In the case at bar, the respondent was on the public highway, where he had a right to be, as was also the automobile operated by the unknown driver, which collided with the respondent. The negligent collision by the automobile with the respondent occurred while the negligence of the appellant existed and continued; and, however done, it was such an act, among many others, that might be conceived, which the jury might find that the appellant as an ordinarily prudent person, should have reasonably anticipated would probably occur, producing such injury as the plaintiff sustained. Under such circumstances, if established, the appellant would be responsible for injuries resulting to the respondent from its negligence in installing and maintaining an electric light pole with guy wires near the center of the public highway.

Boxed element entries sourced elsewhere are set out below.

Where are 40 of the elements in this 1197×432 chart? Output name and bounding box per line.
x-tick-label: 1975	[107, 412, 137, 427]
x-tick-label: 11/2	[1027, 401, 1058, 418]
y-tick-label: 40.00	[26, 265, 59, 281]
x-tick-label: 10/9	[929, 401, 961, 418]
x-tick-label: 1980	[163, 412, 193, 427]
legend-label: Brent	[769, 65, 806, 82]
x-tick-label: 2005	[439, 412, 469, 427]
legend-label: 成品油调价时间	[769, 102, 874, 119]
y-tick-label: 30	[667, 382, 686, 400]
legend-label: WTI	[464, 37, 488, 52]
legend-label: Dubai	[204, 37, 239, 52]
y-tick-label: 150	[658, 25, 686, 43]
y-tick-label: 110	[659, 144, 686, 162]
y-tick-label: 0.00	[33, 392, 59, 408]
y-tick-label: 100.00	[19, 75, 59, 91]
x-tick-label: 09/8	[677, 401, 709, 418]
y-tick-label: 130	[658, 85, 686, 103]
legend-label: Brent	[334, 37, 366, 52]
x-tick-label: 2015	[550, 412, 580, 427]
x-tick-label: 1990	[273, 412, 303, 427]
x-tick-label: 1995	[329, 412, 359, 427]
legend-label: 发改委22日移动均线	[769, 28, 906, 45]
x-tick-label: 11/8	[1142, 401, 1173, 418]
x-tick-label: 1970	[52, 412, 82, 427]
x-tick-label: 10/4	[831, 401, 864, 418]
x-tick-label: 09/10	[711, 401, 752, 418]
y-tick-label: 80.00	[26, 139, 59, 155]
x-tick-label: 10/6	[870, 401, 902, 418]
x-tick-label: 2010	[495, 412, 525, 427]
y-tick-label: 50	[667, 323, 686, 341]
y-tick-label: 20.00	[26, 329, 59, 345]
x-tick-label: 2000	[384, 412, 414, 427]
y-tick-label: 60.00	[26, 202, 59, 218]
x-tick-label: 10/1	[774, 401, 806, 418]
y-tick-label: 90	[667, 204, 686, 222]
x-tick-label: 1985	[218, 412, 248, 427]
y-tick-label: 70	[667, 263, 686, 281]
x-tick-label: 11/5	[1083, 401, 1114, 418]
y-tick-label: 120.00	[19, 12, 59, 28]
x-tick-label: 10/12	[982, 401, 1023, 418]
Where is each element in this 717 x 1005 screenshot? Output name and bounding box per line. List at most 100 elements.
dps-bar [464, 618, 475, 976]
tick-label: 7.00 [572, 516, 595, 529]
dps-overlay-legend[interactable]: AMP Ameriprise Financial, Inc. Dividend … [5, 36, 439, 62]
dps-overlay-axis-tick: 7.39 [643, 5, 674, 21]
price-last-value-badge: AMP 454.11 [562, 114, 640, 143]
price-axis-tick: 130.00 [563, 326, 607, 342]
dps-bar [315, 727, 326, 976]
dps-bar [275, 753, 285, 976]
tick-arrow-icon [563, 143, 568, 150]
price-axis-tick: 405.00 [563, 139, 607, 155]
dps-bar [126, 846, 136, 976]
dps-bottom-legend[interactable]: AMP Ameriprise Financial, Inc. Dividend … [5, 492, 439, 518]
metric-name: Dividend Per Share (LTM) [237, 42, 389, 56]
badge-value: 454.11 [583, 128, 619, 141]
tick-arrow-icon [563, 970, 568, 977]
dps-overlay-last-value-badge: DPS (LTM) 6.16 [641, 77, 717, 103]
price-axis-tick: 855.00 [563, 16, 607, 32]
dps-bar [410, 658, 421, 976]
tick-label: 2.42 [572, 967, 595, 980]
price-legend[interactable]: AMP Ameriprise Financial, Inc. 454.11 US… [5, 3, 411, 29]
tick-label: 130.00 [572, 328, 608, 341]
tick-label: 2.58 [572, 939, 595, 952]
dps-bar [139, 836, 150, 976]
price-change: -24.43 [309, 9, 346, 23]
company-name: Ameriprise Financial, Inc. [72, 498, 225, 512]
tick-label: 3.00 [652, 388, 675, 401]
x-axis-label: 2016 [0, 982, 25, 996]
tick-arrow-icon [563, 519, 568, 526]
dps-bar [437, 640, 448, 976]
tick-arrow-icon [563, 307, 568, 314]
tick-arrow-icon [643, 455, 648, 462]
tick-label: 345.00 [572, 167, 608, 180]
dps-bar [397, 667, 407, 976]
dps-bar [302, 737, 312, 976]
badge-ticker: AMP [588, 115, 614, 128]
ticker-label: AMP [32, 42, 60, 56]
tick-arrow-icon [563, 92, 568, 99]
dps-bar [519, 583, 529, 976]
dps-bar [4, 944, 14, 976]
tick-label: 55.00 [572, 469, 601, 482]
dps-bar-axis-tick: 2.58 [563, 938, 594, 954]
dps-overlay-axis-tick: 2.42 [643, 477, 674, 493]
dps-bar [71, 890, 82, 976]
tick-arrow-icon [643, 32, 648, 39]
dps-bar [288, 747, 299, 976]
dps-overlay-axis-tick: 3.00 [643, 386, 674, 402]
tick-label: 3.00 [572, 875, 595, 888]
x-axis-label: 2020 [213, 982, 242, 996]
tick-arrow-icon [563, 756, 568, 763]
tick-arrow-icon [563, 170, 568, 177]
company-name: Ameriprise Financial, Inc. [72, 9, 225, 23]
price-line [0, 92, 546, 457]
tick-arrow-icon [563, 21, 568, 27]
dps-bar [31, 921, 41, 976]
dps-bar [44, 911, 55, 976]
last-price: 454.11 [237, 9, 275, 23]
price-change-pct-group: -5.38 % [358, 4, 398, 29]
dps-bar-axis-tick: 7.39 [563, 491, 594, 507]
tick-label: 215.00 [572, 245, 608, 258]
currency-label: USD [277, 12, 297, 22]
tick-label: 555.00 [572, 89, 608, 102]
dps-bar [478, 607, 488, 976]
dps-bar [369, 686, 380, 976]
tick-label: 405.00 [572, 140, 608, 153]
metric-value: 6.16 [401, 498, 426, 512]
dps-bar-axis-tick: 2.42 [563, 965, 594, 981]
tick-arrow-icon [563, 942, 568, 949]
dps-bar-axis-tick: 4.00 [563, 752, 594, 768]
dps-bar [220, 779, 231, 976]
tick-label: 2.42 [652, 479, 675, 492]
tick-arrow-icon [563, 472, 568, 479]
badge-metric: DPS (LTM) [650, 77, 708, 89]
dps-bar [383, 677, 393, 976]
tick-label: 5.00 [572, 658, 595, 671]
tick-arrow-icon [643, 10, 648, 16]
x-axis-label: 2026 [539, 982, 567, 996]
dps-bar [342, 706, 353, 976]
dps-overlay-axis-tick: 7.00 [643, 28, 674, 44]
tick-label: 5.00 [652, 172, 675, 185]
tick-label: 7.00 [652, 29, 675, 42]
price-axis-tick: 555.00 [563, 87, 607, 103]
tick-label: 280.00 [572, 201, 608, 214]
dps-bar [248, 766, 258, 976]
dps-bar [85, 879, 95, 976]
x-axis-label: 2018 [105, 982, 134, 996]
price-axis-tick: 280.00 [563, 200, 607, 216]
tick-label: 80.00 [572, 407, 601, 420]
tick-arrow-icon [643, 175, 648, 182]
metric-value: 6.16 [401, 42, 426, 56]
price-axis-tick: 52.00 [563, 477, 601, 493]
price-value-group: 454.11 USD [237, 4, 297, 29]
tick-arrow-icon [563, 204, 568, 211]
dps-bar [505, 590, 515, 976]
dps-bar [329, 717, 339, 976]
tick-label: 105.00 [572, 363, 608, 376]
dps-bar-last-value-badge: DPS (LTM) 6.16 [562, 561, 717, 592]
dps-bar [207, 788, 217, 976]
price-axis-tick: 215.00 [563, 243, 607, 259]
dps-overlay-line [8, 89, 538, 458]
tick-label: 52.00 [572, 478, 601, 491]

We do not believe that the position maintained by the appellant is tenable in this day of freakish traffic accidents; or that the accident which occurred was of such an unusual and extraordinary character that it could not have been foreseen that some such occurrence might probably take place. Certainly the appellant might reasonably have anticipated that its negligence would probably result in injury of some kind to someone.
Appellant contends that the original complaint was not properly amendable by adding allegations inconsistent therewith, whereby the respondent repudiated or qualified admissions fatal to his cause of action. We do not think that the amendments allowed can be fairly subjected to this criticism. Substantially, the amendments merely amplified the original statement of facts.
In our opinion, after a careful study of the original complaint and the amended complaint, we think this contention is without merit. The failure of a complaint to contain all of the essential requisites of a cause of action does not preclude amendment. The Court was justified in allowing the amendment under Section 494, South Carolina Code, 1932. And see Coral Gables v. Palmetto Brick Co., supra.
Judgment affirmed, and cause remanded, with leave to appellant to plead over, provided this be done within ten days from the filing of the remittur.
MR. CHIEF JUSTICE STABLER and MESSRS. JUSTICES BONHAM and BAKER concur.
MR. JUSTICE CARTER did not participate on account of illness.